Computing Update

The parts for Computer #3 arrived earlier this week along with the Raidon ST1000 removable drive bay for my main computer and I lost no time in installing everything. The main job of course was to put together Computer #3 by replacing its ancient Intel D915GAG mainboard with a brand new Intel D2700MUD Atom board with 4 GB of RAM.
The Atom board out of its packet, before I put in the memory which is in two SODIMM slots on the far side of the CPU (Which for the uninformed is that large black heatsink).
If you have seen a photo of the desk with the two computers hanging from the underside, then you can appreciate this photo which shows the insides of Computer #3 and how inaccessible they are. I opted to do the reboarding without changing anything shown in this picture, which meant I had to crawl under the table and reach around all the legs and things to get into the chassis.
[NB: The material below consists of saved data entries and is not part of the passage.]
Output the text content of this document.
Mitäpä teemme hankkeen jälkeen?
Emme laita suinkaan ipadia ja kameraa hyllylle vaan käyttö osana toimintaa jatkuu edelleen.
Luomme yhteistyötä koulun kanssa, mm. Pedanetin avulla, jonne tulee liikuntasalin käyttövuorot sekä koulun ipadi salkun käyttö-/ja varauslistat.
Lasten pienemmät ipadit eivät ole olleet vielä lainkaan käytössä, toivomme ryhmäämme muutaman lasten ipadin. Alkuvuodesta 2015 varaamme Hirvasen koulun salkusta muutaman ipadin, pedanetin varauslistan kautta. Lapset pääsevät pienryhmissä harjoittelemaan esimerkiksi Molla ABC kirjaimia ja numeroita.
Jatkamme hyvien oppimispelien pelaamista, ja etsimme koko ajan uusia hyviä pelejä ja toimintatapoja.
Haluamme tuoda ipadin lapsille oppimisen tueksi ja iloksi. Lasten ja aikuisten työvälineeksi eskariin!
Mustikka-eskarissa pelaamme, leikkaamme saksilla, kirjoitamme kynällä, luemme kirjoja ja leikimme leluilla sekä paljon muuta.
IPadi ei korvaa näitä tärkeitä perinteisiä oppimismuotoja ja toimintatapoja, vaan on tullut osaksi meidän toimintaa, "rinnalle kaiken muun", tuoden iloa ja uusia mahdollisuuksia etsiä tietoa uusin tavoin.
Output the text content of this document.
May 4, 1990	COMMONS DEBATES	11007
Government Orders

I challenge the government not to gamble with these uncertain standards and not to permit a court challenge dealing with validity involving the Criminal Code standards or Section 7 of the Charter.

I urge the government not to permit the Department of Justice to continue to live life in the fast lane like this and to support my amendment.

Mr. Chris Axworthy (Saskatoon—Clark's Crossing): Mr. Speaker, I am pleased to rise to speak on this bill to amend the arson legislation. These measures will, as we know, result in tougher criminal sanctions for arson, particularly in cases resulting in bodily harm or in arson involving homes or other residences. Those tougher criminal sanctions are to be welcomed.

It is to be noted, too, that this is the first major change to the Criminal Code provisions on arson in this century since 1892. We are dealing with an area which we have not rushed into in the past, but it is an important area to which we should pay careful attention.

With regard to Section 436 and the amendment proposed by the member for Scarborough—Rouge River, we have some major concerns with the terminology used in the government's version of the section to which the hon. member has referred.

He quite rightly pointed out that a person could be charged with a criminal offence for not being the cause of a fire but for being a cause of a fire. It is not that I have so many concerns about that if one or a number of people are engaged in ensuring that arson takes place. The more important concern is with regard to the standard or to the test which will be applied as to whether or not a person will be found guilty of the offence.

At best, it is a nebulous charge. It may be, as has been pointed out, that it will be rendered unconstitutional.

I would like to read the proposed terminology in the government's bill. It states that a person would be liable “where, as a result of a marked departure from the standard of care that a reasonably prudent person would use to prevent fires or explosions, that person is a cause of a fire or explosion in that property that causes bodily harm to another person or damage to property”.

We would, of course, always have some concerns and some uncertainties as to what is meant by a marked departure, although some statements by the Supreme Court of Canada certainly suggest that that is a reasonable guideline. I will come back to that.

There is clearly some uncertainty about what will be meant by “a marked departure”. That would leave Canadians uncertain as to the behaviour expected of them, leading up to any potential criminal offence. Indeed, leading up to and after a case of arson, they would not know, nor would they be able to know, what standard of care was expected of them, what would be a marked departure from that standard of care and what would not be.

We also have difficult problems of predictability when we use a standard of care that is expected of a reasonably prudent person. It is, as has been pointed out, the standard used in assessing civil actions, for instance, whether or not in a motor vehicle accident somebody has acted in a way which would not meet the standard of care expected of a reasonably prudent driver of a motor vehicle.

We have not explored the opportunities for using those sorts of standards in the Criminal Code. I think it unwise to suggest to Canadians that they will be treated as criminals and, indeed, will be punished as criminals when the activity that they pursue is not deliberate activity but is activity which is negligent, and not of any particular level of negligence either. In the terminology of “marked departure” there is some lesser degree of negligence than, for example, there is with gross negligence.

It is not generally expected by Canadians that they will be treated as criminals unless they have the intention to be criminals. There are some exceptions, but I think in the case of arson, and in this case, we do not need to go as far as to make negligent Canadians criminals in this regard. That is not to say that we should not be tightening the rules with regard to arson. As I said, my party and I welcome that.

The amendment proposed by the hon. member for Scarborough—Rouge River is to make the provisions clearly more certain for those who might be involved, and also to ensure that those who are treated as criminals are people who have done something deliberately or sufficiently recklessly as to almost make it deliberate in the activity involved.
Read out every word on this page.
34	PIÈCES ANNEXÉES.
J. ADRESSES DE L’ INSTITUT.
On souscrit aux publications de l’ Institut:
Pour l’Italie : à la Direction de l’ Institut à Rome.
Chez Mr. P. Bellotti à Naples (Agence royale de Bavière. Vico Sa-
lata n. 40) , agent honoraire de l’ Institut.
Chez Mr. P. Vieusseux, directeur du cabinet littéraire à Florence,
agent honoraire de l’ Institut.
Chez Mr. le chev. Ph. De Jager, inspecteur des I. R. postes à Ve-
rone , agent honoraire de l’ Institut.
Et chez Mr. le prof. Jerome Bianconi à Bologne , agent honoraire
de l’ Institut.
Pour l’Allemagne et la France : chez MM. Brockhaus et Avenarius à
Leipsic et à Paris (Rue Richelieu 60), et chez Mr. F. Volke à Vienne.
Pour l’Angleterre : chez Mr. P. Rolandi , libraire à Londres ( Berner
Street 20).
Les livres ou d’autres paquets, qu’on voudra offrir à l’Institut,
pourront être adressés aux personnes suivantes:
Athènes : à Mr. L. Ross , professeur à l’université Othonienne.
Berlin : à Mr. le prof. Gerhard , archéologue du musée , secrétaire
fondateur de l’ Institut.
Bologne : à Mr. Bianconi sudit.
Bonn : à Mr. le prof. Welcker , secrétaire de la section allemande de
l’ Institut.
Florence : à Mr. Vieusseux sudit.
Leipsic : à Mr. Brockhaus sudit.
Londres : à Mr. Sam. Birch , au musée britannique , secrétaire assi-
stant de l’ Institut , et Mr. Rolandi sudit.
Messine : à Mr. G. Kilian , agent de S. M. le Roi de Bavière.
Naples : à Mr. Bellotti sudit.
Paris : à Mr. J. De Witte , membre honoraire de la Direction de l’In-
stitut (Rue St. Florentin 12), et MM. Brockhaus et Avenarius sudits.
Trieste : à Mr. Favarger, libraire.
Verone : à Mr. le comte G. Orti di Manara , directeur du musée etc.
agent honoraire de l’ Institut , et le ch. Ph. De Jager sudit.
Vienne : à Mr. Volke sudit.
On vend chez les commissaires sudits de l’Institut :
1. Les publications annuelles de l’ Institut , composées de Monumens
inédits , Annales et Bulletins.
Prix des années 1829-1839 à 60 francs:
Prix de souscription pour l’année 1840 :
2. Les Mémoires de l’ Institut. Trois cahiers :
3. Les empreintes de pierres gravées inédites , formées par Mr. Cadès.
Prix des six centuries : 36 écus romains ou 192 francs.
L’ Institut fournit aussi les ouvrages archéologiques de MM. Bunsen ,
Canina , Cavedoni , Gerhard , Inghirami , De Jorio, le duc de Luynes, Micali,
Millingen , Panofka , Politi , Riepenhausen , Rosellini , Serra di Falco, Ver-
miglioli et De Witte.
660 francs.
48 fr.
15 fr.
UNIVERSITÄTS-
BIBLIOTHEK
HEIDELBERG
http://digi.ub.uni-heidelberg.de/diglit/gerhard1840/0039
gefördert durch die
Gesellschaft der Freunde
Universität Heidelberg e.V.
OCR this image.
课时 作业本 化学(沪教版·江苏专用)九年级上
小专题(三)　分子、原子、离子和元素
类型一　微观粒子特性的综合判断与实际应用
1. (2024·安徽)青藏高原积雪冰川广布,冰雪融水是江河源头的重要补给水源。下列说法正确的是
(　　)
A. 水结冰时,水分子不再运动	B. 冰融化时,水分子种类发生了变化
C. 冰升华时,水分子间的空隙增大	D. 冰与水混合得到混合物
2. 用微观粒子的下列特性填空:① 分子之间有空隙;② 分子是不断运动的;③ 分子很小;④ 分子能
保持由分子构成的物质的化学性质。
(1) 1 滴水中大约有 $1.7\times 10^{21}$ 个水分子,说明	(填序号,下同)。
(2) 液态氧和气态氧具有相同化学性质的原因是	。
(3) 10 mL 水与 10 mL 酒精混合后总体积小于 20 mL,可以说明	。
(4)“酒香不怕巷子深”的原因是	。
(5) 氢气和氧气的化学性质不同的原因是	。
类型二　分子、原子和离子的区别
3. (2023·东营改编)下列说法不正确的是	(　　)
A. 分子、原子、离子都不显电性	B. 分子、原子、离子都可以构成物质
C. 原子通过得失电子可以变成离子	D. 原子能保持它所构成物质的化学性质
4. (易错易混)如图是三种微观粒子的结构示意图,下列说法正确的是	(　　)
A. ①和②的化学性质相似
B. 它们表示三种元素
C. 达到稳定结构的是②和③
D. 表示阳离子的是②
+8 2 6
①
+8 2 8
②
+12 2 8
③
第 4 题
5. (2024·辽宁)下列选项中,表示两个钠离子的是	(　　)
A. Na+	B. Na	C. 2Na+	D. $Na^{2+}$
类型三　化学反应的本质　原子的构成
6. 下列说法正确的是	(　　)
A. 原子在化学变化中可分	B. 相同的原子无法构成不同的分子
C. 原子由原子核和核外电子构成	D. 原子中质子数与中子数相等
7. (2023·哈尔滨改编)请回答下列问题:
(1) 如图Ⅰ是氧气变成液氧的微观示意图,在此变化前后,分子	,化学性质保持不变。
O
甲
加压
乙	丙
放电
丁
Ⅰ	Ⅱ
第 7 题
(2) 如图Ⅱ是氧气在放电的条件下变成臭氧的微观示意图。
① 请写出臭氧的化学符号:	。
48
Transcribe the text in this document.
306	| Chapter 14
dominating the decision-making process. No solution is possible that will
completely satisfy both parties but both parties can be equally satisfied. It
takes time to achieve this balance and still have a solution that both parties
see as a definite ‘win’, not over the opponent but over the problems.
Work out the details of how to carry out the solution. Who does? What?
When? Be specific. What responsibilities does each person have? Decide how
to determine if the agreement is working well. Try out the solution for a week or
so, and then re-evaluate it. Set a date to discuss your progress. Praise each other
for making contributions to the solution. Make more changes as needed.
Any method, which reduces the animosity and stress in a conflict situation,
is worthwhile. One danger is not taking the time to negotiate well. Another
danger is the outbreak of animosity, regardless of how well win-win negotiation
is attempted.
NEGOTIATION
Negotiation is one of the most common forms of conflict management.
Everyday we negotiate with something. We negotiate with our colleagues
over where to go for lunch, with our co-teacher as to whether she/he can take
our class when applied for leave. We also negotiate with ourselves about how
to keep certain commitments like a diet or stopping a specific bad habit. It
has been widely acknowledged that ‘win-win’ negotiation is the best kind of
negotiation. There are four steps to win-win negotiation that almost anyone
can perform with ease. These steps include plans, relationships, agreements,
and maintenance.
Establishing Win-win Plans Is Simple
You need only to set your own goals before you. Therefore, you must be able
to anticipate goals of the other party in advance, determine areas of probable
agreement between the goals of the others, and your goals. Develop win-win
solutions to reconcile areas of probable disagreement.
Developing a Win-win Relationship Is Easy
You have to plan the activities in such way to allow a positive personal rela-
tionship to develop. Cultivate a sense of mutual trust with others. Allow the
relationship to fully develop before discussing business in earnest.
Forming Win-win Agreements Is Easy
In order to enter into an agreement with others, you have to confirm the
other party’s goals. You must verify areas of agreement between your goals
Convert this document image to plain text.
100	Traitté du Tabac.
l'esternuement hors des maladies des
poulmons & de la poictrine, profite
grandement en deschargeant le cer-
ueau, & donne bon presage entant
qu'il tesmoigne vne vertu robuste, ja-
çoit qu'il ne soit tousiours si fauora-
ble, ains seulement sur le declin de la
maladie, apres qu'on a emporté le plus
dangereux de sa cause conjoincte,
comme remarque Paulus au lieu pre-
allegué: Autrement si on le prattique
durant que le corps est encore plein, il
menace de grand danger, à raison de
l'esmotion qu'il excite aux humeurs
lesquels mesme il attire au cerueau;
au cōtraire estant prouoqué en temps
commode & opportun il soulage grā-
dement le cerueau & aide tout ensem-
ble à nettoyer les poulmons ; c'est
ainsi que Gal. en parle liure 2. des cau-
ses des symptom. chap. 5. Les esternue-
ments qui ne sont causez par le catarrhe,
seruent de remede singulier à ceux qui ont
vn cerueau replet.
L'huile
This is a view of the two boards – old and new – side by side.
A view of the new board inside the cavernous chassis. The chassis fan on the right was removed as there is nowhere on this board to plug it in, so the one on the power supply, the black and white wires going diagonally across the picture, was plugged in instead. This thing actually doesn’t make that much heat anyway, so I also dispensed with the “Prescott” duct attached to the cover, which makes it easier to put it on and off. The memory can be seen in the overlapped SODIMM sockets at lower left. This board has only two SATA sockets and I am unsure whether to get a PCI card for two more or get a bigger HDD, I think my instinct will be for the former since a pair of HDDs (one for the OS and one for other stuff) is the better configuration. It having been decided this will be a Media PC rather than an earlier proposal to use it for work related purposes. Windows 8 x86 is installed because a 64 bit driver is not available for the onboard graphics – which are a non Intel chipset despite being branded as Intel GMA 3650.
A quirky experience this month has been finding that when I changed over the Powershot A2300’s clock to use Daylight Saving Time, I somehow knocked back the calendar by two days, meaning all photos over the last two months have been timestamped with the wrong date. This means I had to adjust the EXIF timestamp. To do this I used the ExifToolGui which is an interface onto Phil Harvey’s awesome ExifTool application. This certainly isn’t the first time I have had to play with EXIF data – I remember last year or maybe earlier forgetting to adjust one of the cameras time clock for daylight saving and then using Geosetter to adjust the time by the requisite hour in one direction.